Pemungutan Suara Parlemen Moldova: Pertarungan antara Jalur Pro-Eropa dan Pengaruh Rusia
Sebagian besar jajak pendapat memproyeksikan Partai Aksi dan Solidaritas yang berhaluan pro-UE unggul.
Diterbitkan Pada 28 Sep 2025
Pemungutan suara telah dibuka di Moldova, di mana warganya memilih dalam pemilihan parlemen yang dapat menentukan apakah negara ini akan menjauhi sikap pro-Ukraina dan rencananya bergabung dengan Uni Eropa, menuju orbit Rusia.

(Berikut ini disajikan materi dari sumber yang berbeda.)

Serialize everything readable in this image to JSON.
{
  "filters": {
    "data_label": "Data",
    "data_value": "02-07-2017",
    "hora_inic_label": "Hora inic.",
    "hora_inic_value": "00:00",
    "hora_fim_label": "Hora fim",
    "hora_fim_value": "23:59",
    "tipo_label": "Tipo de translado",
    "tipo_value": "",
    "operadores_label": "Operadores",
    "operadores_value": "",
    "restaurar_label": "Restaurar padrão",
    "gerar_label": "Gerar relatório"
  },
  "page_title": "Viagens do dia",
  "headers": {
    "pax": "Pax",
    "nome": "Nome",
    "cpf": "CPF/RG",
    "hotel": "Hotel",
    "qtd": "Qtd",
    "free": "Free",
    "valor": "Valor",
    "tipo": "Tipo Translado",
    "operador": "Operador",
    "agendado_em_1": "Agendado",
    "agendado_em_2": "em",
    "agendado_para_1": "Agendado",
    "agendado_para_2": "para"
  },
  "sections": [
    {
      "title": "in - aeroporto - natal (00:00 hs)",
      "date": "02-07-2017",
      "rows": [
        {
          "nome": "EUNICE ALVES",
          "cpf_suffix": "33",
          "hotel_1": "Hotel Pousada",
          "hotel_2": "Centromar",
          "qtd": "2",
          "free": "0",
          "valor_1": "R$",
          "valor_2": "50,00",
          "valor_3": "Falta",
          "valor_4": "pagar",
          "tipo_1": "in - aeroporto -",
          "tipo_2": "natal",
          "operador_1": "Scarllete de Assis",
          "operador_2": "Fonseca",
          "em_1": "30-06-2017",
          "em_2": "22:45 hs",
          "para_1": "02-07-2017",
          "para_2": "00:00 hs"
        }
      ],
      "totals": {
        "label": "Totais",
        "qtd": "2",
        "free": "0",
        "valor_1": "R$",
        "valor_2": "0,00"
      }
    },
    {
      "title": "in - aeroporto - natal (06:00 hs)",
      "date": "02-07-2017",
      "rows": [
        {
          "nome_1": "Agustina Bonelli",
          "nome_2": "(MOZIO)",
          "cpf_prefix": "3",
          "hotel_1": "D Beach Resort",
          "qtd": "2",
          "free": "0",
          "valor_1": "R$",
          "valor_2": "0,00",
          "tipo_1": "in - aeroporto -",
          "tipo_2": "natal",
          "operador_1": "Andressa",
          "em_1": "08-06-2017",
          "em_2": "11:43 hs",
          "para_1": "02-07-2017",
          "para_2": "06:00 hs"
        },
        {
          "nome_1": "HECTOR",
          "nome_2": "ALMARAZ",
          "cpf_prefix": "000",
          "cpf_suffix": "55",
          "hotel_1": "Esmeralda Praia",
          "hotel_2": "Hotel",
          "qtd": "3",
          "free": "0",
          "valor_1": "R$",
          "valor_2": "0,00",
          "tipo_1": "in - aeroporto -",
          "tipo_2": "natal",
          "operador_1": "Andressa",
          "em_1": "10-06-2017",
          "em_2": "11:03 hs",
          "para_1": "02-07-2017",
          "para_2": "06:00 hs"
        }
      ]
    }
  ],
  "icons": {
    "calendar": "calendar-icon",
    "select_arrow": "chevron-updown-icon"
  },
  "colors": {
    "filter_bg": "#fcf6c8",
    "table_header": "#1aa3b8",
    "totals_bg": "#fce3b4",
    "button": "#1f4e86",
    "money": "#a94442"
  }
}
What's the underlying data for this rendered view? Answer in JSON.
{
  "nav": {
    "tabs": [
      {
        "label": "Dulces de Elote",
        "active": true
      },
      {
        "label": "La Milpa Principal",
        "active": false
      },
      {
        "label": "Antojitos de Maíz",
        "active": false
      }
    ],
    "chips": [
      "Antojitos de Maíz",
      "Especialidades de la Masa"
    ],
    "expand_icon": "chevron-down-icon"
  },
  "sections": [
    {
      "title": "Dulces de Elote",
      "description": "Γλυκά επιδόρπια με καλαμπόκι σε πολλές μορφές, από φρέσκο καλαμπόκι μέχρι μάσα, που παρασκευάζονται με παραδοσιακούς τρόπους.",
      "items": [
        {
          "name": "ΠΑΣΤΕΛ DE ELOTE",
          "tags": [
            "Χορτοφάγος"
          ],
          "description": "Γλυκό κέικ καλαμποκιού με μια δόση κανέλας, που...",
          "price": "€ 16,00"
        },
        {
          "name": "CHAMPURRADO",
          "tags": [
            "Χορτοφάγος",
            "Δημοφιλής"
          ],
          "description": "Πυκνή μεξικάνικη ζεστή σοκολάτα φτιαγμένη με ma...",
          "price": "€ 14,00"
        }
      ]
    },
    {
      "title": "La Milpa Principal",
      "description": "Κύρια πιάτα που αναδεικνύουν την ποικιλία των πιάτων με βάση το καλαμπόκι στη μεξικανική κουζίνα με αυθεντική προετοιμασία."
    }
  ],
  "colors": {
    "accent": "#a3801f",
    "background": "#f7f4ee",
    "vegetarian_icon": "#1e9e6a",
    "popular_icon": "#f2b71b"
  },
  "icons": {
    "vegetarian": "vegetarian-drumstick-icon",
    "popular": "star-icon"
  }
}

Menjelang pemilihan hari Minggu, Perdana Menteri Moldova Dorin Recean memperingatkan adanya campur tangan Rusia, dengan menyatakan bahwa Moskow mengeluarkan “ratusan juta” euro sebagai bagian dari dugaan “perang hibrida” untuk mencoba merebut kekuasaan, yang ia gambarkan sebagai “pertempuran terakhir untuk masa depan negara kita.”
Rusia telah membantah klaim Moldova bahwa mereka telah mengobarkan kampanye disinformasi dan berusaha membeli suara serta menghasut kerusuhan.
Pada hari Minggu, tempat pemungutan suara dibuka pukul 07.00 (04:00 GMT). Pemungutan suara akan ditutup pukul 21.00 (18:00 GMT), dengan hasil diperkirakan keluar pada hari yang sama.
Pemilu ini akan memilih 101 anggota, dilanjutkan dengan presiden mencalonkan seorang perdana menteri, umumnya dari partai atau blok terkemuka, yang kemudian dapat berusaha membentuk pemerintahan baru.
Menjelang pemilu, sebagian besar jajak pendapat memproyeksikan partai pro-UE Recean, Partai Aksi dan Solidaritas (PAS), yang memimpin negara sejak 2021, unggul. Namun, jajak pendapat tersebut tidak memperhitungkan diaspora besar Moldova, dan sekitar sepertiga pemilih masih belum menentukan pilihan.
Blok Pemilihan Patriot yang pro-Rusia, sebuah kelompok partai politik, telah mengambil keuntungan dari kecemasan pemilih atas gejolak ekonomi, lambatnya laju reformasi, dan masalah-masalah yang diperburuk oleh apa yang disebut pejabat sebagai disinformasi yang meluas.
Di antara partai-partai dalam blok pro-Rusia adalah Partai Kami yang populis, yang menginginkan apa yang mereka sebut “kebijakan luar negeri yang seimbang” antara Timur dan Barat, dan Blok Alternativa, yang mengklaim pro-Eropa, tetapi para kritikus berargumen bahwa mereka justru ingin menjalin hubungan lebih dekat dengan Moskow.
Secara geografis, Moldova terkepung di antara Ukraina dan Rumania, anggota UE. Negara ini, dalam beberapa tahun terakhir, telah bergerak ke arah Barat dengan mencapai status kandidat UE pada 2022, tepat setelah Rusia menginvasi Ukraina.
Iulian Cazacu, seorang pekerja pabrik berusia 26 tahun di Bălți, mengatakan kepada kantor berita Reuters bahwa ia mungkin tidak akan memilih, kecewa dengan hasil dua pemilihan sebelumnya. “Sudah ada berbagai pemimpin, dan tidak ada satu pun perubahan yang normal dan memadai yang memungkinkan saya untuk berkata, ‘Lihat, hidup di negara ini menjadi baik,'” kata Cazacu.
Pada hari Jumat, Presiden Maia Sandu menyebut pemilihan ini sebagai “pemilu paling menentukan” bagi negara tersebut. “Hasilnya akan menentukan apakah kita mengonsolidasi demokrasi kita dan bergabung dengan UE, atau apakah Rusia menyeret kita kembali ke zona abu-abu, menjadikan kita risiko regional,” tulis Sandu di X.
Recean, sementara itu, menekankan ancaman dari Rusia: “Saya menyeru kepada setiap warga Moldova di dalam negeri dan di seluruh Eropa: Kita tidak dapat mengubah apa yang Rusia lakukan, tetapi kita dapat mengubah apa yang kita lakukan sebagai sebuah bangsa,” katanya. “Ubah kekhawatiran menjadi mobilisasi dan tindakan bijaksana … Bantu hentikan skema mereka.”